The chances of the coal mining project at Abbot Point getting off the ground seems to be just wishful thinking because of the decision of major US money lenders to opt out of the project.
Large US-based banking and financial multinationals Morgan Stanley and Citigroup recently confirmed that they are avoiding investments in the proposed Abbott Point port expansion near the Great Barrier Reef, and the nearby coal mines in the Galilee Basin.
US withdrawal from Abbot Point project
Earlier this year, a number of international big banks ruled out any investments in the proposed Abbot Point coal port. These major money lenders include Deutsche Bank, HSBC, Royal Bank of Scotland, Barclays, and two major US banks Goldman Sachs and JP Morgan Chase.
The environmental issues have largely impeded the development of the project and also led to its demise. Australia’s heat temperature, which is a direct result of global warming, could also have played some part in this development.
Specifically, the need to dredge at least 3 million tons of materials to expand the Abbot Point coal port and throw the spoils on the nearby Great Barrier Reef, a World Heritage protected site, is not a light thing to take.
When the Abbot Point coal port is fully operational, there is a great chance that it will contribute to Australia’s heat temperature because of the nature of coal mining operations. The increased shipping traffic in the area will surely worsen the pollution of the sea in this area.
University of New South Wales weighs into Abbot Point conversation
In other related developments, the University of New South Wales, one of the top solar R and D hubs in the world, has decided not to join the Australian National University in their move towards fossil fuel divestment.
The ANU council earlier this month gave in to the proposal made by Ian Young, Vice-Chancellor and Professor at ANU to start divesting their stocks in companies that have close ties with fossil fuels.
However, in a UNSW meeting last week, the council overwhelmingly resolved not to withdraw their fossil fuel investments, despite their stated position that they will take greenhouse gas emissions and global warming seriously.

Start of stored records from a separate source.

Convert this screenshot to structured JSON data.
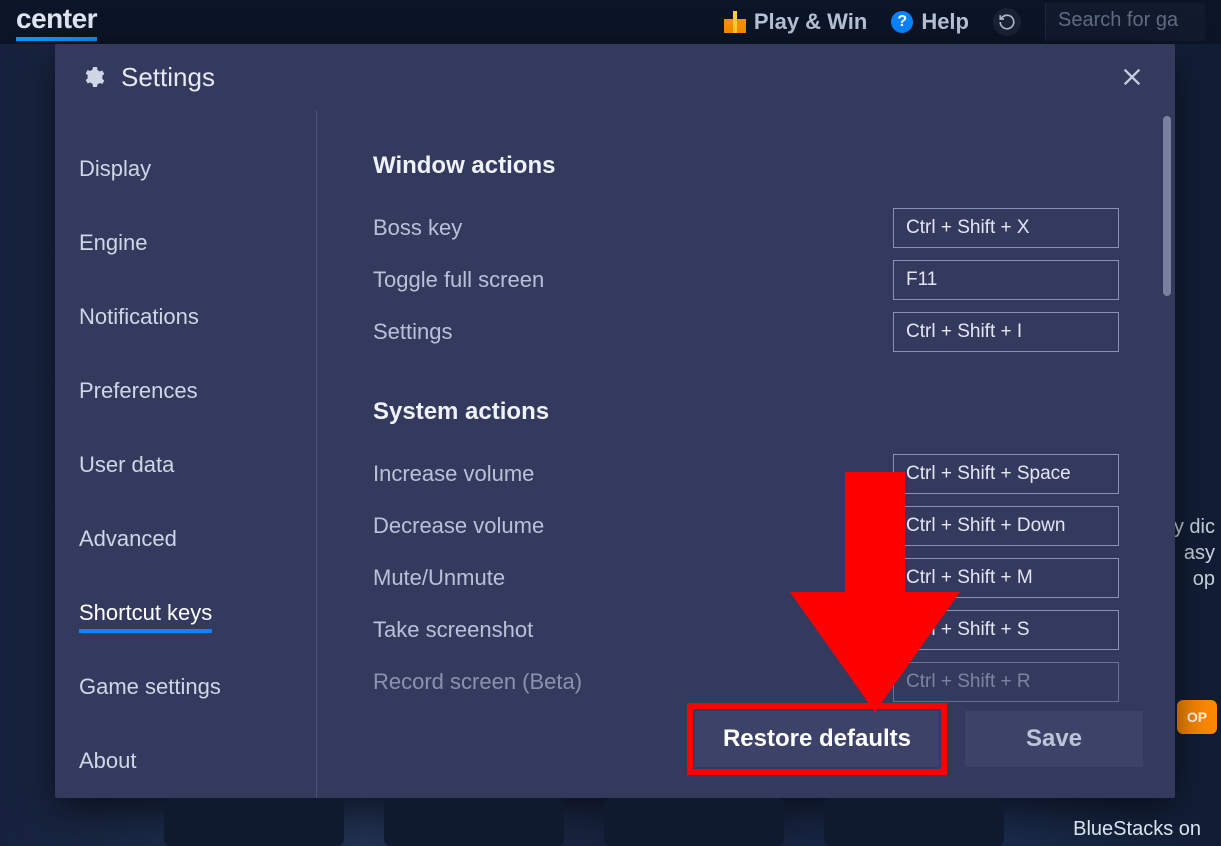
{
  "topbar": {
    "brand_fragment": "center",
    "play_win": "Play & Win",
    "help": "Help",
    "search_placeholder": "Search for ga"
  },
  "modal": {
    "title": "Settings",
    "close_aria": "Close"
  },
  "sidebar": {
    "items": [
      {
        "label": "Display"
      },
      {
        "label": "Engine"
      },
      {
        "label": "Notifications"
      },
      {
        "label": "Preferences"
      },
      {
        "label": "User data"
      },
      {
        "label": "Advanced"
      },
      {
        "label": "Shortcut keys",
        "active": true
      },
      {
        "label": "Game settings"
      },
      {
        "label": "About"
      }
    ]
  },
  "sections": {
    "window": {
      "title": "Window actions",
      "rows": [
        {
          "label": "Boss key",
          "shortcut": "Ctrl + Shift + X"
        },
        {
          "label": "Toggle full screen",
          "shortcut": "F11"
        },
        {
          "label": "Settings",
          "shortcut": "Ctrl + Shift + I"
        }
      ]
    },
    "system": {
      "title": "System actions",
      "rows": [
        {
          "label": "Increase volume",
          "shortcut": "Ctrl + Shift + Space"
        },
        {
          "label": "Decrease volume",
          "shortcut": "Ctrl + Shift + Down"
        },
        {
          "label": "Mute/Unmute",
          "shortcut": "Ctrl + Shift + M"
        },
        {
          "label": "Take screenshot",
          "shortcut": "Ctrl + Shift + S"
        },
        {
          "label": "Record screen (Beta)",
          "shortcut": "Ctrl + Shift + R",
          "faded": true
        }
      ]
    }
  },
  "footer": {
    "restore": "Restore defaults",
    "save": "Save"
  },
  "bg": {
    "top_badge": "OP",
    "right_text_1": "y dic",
    "right_text_2": "asy",
    "right_text_3": "op",
    "peek_text": "BlueStacks on"
  }
}
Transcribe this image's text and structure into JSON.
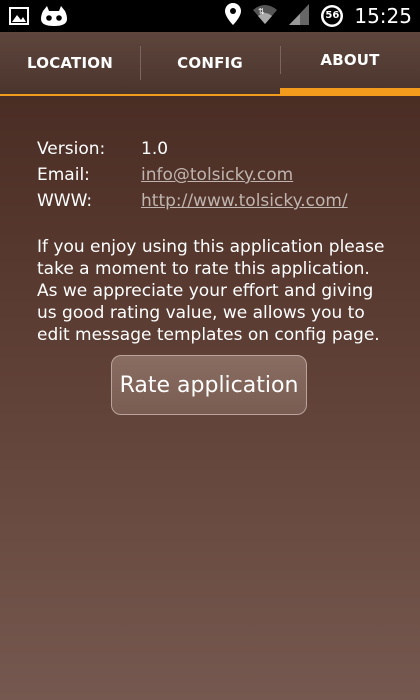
{
  "statusbar": {
    "time": "15:25",
    "badge": "56",
    "icons": [
      "image-icon",
      "cyanogen-mascot-icon",
      "location-pin-icon",
      "wifi-icon",
      "signal-icon",
      "badge-icon"
    ]
  },
  "tabs": [
    {
      "label": "LOCATION"
    },
    {
      "label": "CONFIG"
    },
    {
      "label": "ABOUT",
      "active": true
    }
  ],
  "about": {
    "version_label": "Version:",
    "version_value": "1.0",
    "email_label": "Email:",
    "email_value": "info@tolsicky.com",
    "www_label": "WWW:",
    "www_value": "http://www.tolsicky.com/",
    "description": "If you enjoy using this application please take a moment to rate this application. As we appreciate your effort and giving us good rating value, we allows you to edit message templates on config page.",
    "rate_button": "Rate application"
  },
  "colors": {
    "accent": "#f29b1d",
    "link": "#bfb4ae"
  }
}
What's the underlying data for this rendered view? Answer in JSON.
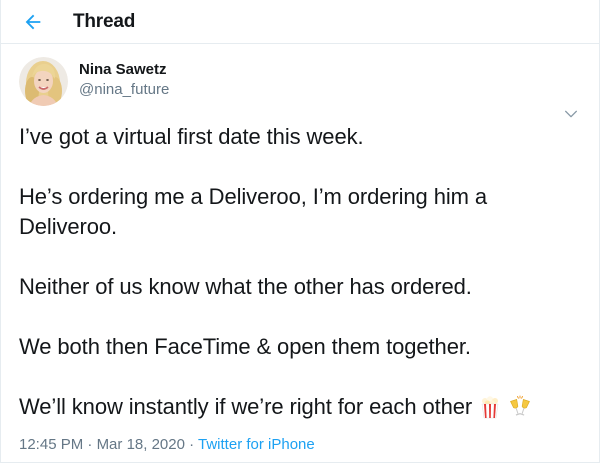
{
  "header": {
    "title": "Thread",
    "back_icon": "arrow-left-icon",
    "accent": "#1da1f2"
  },
  "tweet": {
    "author": {
      "name": "Nina Sawetz",
      "handle": "@nina_future",
      "avatar": "avatar"
    },
    "menu_icon": "chevron-down-icon",
    "paragraphs": [
      "I’ve got a virtual first date this week.",
      "He’s ordering me a Deliveroo, I’m ordering him a Deliveroo.",
      "Neither of us know what the other has ordered.",
      "We both then FaceTime & open them together.",
      "We’ll know instantly if we’re right for each other"
    ],
    "emojis": [
      "popcorn-icon",
      "clinking-glasses-icon"
    ],
    "meta": {
      "time": "12:45 PM",
      "separator1": " · ",
      "date": "Mar 18, 2020",
      "separator2": " · ",
      "source": "Twitter for iPhone"
    }
  },
  "colors": {
    "text": "#14171a",
    "muted": "#657786",
    "link": "#1da1f2",
    "border": "#e6ecf0"
  }
}
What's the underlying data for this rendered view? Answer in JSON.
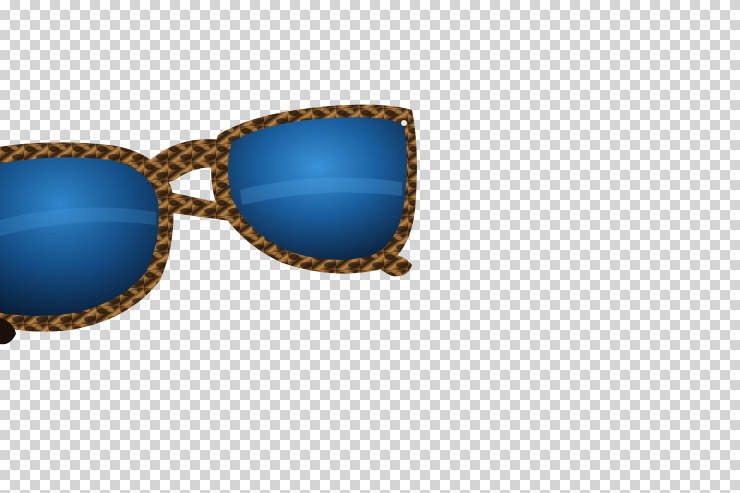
{
  "image": {
    "subject_icon": "sunglasses-icon",
    "background": "transparency-checkerboard",
    "colors": {
      "checker_light": "#ffffff",
      "checker_dark": "#d4d4d4",
      "frame_tortoise_dark": "#2a1a0e",
      "frame_tortoise_light": "#b07a3a",
      "lens_blue": "#1e6fb5",
      "lens_dark": "#0b1f38"
    }
  }
}
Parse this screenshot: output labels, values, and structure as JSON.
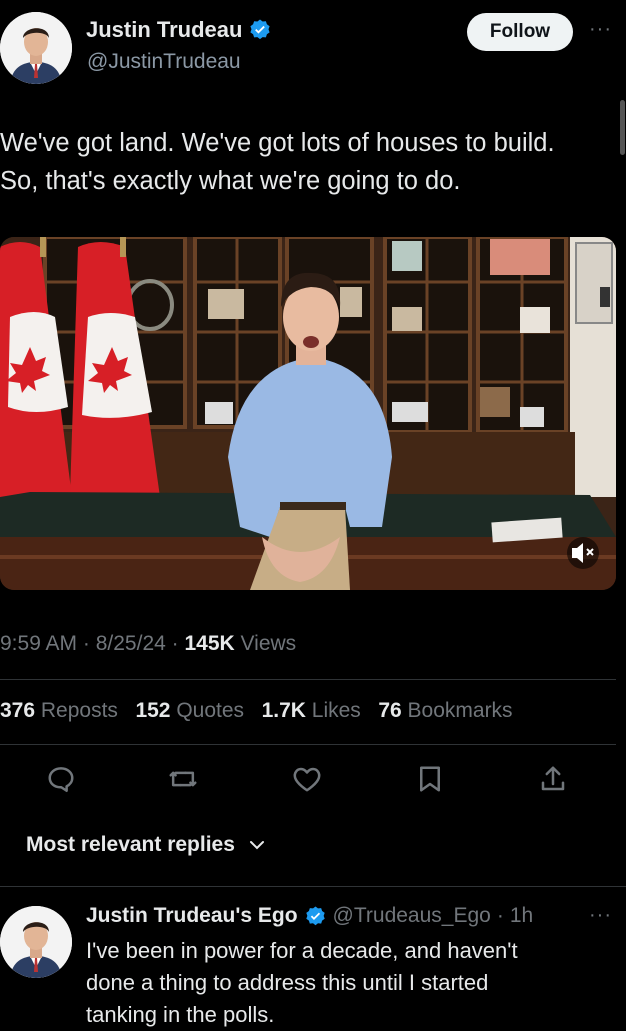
{
  "author": {
    "name": "Justin Trudeau",
    "handle": "@JustinTrudeau",
    "follow_label": "Follow"
  },
  "tweet": {
    "line1": "We've got land. We've got lots of houses to build.",
    "line2": "So, that's exactly what we're going to do.",
    "time": "9:59 AM",
    "date": "8/25/24",
    "views_count": "145K",
    "views_label": "Views"
  },
  "stats": {
    "reposts_count": "376",
    "reposts_label": "Reposts",
    "quotes_count": "152",
    "quotes_label": "Quotes",
    "likes_count": "1.7K",
    "likes_label": "Likes",
    "bookmarks_count": "76",
    "bookmarks_label": "Bookmarks"
  },
  "replies_header": "Most relevant replies",
  "reply": {
    "name": "Justin Trudeau's Ego",
    "handle": "@Trudeaus_Ego",
    "time": "1h",
    "line1": "I've been in power for a decade, and haven't",
    "line2": "done a thing to address this until I started",
    "line3": "tanking in the polls."
  },
  "icons": {
    "verified": "verified-badge-icon",
    "more": "more-horizontal-icon",
    "mute": "mute-icon",
    "reply": "reply-icon",
    "repost": "repost-icon",
    "like": "heart-icon",
    "bookmark": "bookmark-icon",
    "share": "share-icon",
    "chevron": "chevron-down-icon"
  },
  "colors": {
    "background": "#000000",
    "text": "#e7e9ea",
    "secondary": "#71767b",
    "verified": "#1d9bf0",
    "divider": "#2f3336"
  }
}
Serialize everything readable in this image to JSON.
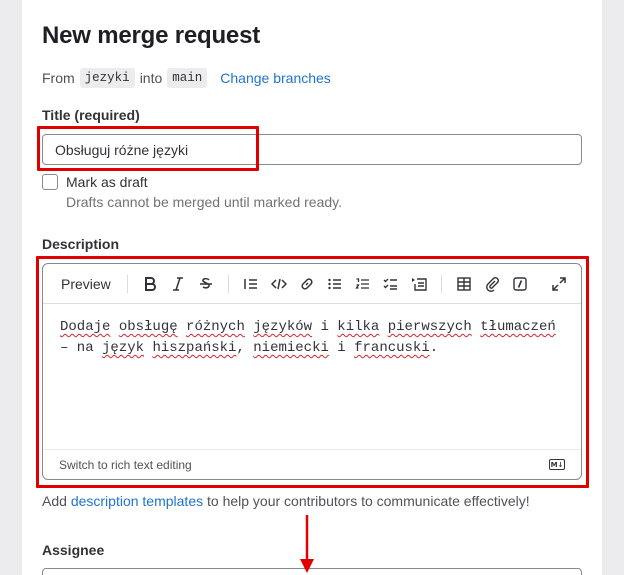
{
  "page": {
    "title": "New merge request"
  },
  "branches": {
    "from_label": "From",
    "source": "jezyki",
    "into_label": "into",
    "target": "main",
    "change_link": "Change branches"
  },
  "title_field": {
    "label": "Title (required)",
    "value": "Obsługuj różne języki"
  },
  "draft": {
    "label": "Mark as draft",
    "help": "Drafts cannot be merged until marked ready."
  },
  "description": {
    "label": "Description",
    "preview_tab": "Preview",
    "toolbar_icons": [
      "bold-icon",
      "italic-icon",
      "strikethrough-icon",
      "numbered-list-icon",
      "code-icon",
      "link-icon",
      "bullet-list-icon",
      "ordered-list-icon",
      "task-list-icon",
      "collapsible-section-icon",
      "table-icon",
      "attach-file-icon",
      "quick-actions-icon",
      "fullscreen-icon"
    ],
    "text_line1_parts": [
      "Dodaje",
      " ",
      "obsługę",
      " ",
      "różnych",
      " ",
      "języków",
      " i ",
      "kilka",
      " ",
      "pierwszych",
      " ",
      "tłumaczeń"
    ],
    "text_line2_parts": [
      "– na ",
      "język",
      " ",
      "hiszpański",
      ", ",
      "niemiecki",
      " i ",
      "francuski",
      "."
    ],
    "switch_label": "Switch to rich text editing",
    "markdown_badge": "M↓"
  },
  "templates": {
    "prefix": "Add ",
    "link": "description templates",
    "suffix": " to help your contributors to communicate effectively!"
  },
  "assignee": {
    "label": "Assignee"
  },
  "colors": {
    "highlight": "#e00000",
    "link": "#1f75cb",
    "spellcheck": "#d0262b"
  }
}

This move of the UNSW council can easily be understood in light of their investments of around $50 million in a portfolio of $309 million in companies closely linked with fossil fuels. These are indirect investments made possible through unit trusts where the managers choose their specific stock allocations.
The stand of UNSW was made clearer in an email sent by its President and Vice Chancellor, Fred Hilmer to his staff. His email stated that the university council felt it could contribute more to climate action through partnership than through “token political action.”
To further justify his position, Hilmer said the UNSW considers that fossil fuels would be required now and in the future “to provide the energy and materials on which millions of lives depend.”
Hilmer also quoted Drew Faust, the President of Harvard University in the United States. Faust said that using investment funds in ways “that would appear to position the University as a political factor rather than an academic institution” must be avoided.